Bu adımlar atılırken kamuda aynı yerlerde ve hizmetlerde aynı işi yapmalarına rağmen statülerinin farklı olması nedeniyle çalışanlar arasında idari, mali ve sosyal haklar yönünden birçok farklılıklar bulunmaktadır. Bu durum Anayasa'yla güvence altına alınan eşitlik ve adalet ilkelerine aykırı olduğu gibi çalışanların motivasyonunu ve çalışma barışını olumsuz etkilemektedir. Kamuda ücret adaletini sağlayacak, statü ve istihdam karmaşasını önleyecek, işe girişte, ilerleme ve yükselmede objektifliği, liyakati esas alacak bir personel rejimi hızla uygulamaya konulmalıdır. Kamuda güvencesiz, sözleşmeli, geçici, vekil, fahri, ücretli ve kısmi zamanlı personel çalıştırılması son bulmalıdır. Kamu çalışanlarının özlük haklarıyla ilgili sorunları çözüme kavuşturulmalı, ek göstergelerdeki adaletsizlikler giderilmelidir.

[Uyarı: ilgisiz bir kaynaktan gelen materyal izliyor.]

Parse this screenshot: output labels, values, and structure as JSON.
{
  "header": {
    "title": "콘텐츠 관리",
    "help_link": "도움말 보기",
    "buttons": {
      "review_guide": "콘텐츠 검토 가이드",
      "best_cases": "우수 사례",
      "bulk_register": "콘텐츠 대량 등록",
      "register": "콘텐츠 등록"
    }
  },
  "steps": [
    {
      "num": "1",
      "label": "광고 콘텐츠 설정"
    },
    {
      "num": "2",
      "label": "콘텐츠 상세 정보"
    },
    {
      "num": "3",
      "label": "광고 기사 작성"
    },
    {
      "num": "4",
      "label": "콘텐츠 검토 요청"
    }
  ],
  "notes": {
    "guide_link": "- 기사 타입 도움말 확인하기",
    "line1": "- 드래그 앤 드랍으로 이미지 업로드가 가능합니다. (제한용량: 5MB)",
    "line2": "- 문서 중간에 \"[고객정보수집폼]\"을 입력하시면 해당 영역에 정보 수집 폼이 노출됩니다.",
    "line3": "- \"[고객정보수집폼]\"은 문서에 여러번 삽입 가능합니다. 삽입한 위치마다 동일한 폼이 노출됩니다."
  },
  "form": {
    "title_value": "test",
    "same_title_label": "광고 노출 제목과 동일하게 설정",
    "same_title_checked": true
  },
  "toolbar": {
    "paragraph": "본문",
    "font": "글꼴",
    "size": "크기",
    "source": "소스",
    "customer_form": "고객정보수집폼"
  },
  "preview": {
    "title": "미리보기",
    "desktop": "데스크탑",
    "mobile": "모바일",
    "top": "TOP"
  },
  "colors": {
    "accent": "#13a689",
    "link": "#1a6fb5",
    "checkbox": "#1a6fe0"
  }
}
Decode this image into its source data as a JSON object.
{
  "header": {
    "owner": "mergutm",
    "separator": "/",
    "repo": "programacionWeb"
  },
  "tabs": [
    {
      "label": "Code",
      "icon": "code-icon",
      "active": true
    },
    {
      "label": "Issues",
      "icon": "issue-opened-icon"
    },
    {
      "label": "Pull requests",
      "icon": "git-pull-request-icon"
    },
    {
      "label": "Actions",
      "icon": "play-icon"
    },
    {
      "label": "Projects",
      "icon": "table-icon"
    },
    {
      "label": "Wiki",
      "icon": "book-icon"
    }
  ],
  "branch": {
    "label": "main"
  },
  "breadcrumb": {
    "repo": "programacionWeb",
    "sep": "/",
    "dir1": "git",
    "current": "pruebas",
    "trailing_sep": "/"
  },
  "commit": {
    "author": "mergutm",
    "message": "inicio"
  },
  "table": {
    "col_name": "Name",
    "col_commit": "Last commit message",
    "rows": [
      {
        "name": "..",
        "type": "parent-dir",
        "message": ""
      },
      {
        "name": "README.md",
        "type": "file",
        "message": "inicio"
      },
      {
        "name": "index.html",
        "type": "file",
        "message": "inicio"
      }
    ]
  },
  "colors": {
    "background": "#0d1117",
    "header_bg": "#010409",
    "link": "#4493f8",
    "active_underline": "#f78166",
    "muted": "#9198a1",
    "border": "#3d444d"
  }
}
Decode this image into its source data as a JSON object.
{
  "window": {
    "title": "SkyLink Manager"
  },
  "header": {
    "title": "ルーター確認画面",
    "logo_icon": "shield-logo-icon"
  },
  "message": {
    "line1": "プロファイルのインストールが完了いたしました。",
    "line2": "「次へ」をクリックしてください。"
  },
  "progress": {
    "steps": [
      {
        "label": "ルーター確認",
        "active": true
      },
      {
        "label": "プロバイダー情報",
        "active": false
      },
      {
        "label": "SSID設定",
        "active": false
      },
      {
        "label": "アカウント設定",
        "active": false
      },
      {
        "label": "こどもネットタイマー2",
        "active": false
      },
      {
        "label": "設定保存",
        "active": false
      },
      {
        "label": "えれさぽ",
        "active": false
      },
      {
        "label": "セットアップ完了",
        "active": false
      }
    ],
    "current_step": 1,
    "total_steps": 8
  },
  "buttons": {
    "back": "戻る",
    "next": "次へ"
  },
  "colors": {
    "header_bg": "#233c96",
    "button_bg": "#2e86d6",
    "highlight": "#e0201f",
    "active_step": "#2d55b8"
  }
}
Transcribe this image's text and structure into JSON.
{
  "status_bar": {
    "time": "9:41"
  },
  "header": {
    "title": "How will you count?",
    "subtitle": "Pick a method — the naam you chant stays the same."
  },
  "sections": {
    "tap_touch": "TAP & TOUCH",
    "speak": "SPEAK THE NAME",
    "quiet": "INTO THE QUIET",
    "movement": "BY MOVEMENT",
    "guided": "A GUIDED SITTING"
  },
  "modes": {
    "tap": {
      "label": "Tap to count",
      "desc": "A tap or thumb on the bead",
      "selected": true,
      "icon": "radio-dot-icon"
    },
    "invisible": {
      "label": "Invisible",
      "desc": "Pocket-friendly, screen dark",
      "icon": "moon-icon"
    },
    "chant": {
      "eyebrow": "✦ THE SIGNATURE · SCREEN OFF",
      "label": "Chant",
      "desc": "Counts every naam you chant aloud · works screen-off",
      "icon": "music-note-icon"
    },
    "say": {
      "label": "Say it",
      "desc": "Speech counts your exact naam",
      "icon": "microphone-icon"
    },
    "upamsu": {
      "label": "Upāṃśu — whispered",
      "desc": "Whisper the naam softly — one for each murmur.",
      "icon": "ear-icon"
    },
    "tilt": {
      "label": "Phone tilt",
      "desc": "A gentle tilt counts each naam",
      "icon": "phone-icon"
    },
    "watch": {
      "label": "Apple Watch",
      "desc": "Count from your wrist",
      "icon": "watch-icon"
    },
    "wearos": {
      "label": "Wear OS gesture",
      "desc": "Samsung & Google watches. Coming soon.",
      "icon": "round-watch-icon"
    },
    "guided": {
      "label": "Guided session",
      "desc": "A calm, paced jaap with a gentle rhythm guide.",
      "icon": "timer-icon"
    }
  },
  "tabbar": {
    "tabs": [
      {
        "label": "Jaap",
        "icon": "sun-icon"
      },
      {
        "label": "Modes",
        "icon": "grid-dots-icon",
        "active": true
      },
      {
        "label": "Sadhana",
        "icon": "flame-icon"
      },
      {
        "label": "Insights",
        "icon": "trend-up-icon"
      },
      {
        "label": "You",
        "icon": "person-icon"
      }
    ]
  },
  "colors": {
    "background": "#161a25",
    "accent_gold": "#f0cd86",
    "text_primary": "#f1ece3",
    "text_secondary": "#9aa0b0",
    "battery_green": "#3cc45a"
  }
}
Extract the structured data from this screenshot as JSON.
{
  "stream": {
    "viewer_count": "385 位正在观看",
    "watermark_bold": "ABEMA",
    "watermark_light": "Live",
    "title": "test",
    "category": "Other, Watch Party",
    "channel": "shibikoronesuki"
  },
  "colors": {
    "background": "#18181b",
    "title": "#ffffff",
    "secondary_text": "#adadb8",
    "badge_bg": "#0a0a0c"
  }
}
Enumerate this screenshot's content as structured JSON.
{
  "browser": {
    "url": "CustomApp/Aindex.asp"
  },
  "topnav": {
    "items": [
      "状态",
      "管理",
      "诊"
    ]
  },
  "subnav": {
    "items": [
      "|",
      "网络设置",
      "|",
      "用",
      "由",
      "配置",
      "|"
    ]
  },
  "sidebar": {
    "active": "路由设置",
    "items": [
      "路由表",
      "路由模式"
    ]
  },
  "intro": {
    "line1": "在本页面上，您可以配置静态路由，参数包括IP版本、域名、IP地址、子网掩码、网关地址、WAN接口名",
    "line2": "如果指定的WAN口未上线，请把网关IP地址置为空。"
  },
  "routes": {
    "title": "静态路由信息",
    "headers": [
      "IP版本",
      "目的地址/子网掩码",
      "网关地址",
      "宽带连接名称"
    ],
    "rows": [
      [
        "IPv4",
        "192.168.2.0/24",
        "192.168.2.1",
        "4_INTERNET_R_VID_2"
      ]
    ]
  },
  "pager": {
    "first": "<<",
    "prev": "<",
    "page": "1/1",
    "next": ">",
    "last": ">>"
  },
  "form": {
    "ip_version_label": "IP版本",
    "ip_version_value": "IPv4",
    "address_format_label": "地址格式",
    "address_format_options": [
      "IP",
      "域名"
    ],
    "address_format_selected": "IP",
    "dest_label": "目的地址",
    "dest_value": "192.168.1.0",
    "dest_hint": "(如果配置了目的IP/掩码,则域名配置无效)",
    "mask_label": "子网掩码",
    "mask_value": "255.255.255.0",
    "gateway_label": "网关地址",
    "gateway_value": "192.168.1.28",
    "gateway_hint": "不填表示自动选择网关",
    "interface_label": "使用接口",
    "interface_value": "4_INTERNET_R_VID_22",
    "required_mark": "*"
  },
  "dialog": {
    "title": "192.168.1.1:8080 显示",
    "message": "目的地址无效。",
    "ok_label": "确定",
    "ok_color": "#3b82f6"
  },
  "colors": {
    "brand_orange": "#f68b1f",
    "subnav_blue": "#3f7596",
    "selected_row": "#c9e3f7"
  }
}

Değerli milletvekilleri, Sağlık Bakanlığı bütçe görüşmelerinde aktarma fırsatım olamadığı için eczacılıkla ilgili birkaç başlığa değinmek istiyorum. Yurt içinde ilaç, aşı, serum, tıbbi cihaz üretimini önceleyen, bunun için uygun AR-GE iklimi yaratan, üretim süreçlerinin kamu alım politikaları ve üretim teşvikleriyle desteklendiği bütüncül bir ilaç ve tıbbi cihaz stratejisinin geliştirilmesi büyük önem arz etmektedir. Aşı karşıtı söylem ve yayınlarla etkin ve bilimsel mücadele yapılmalıdır. Dönem dönem ilaçların piyasada bulunmamasına dair problemler gündeme gelmektedir. Bu problemlerin sadece eczane boyutu yoktur ve tedarik zincirinin diğer basamaklarından kaynaklı sorunları sadece eczanelere mal etmek de yanlıştır. Üretici stoklarının ne durumda olduğu, ilacın piyasaya yeterli miktarda arz edilip edilmediği gibi parametrelerin Türkiye İlaç ve Tıbbi Cihaz Kurumu tarafından takip edilmesi gerekmektedir.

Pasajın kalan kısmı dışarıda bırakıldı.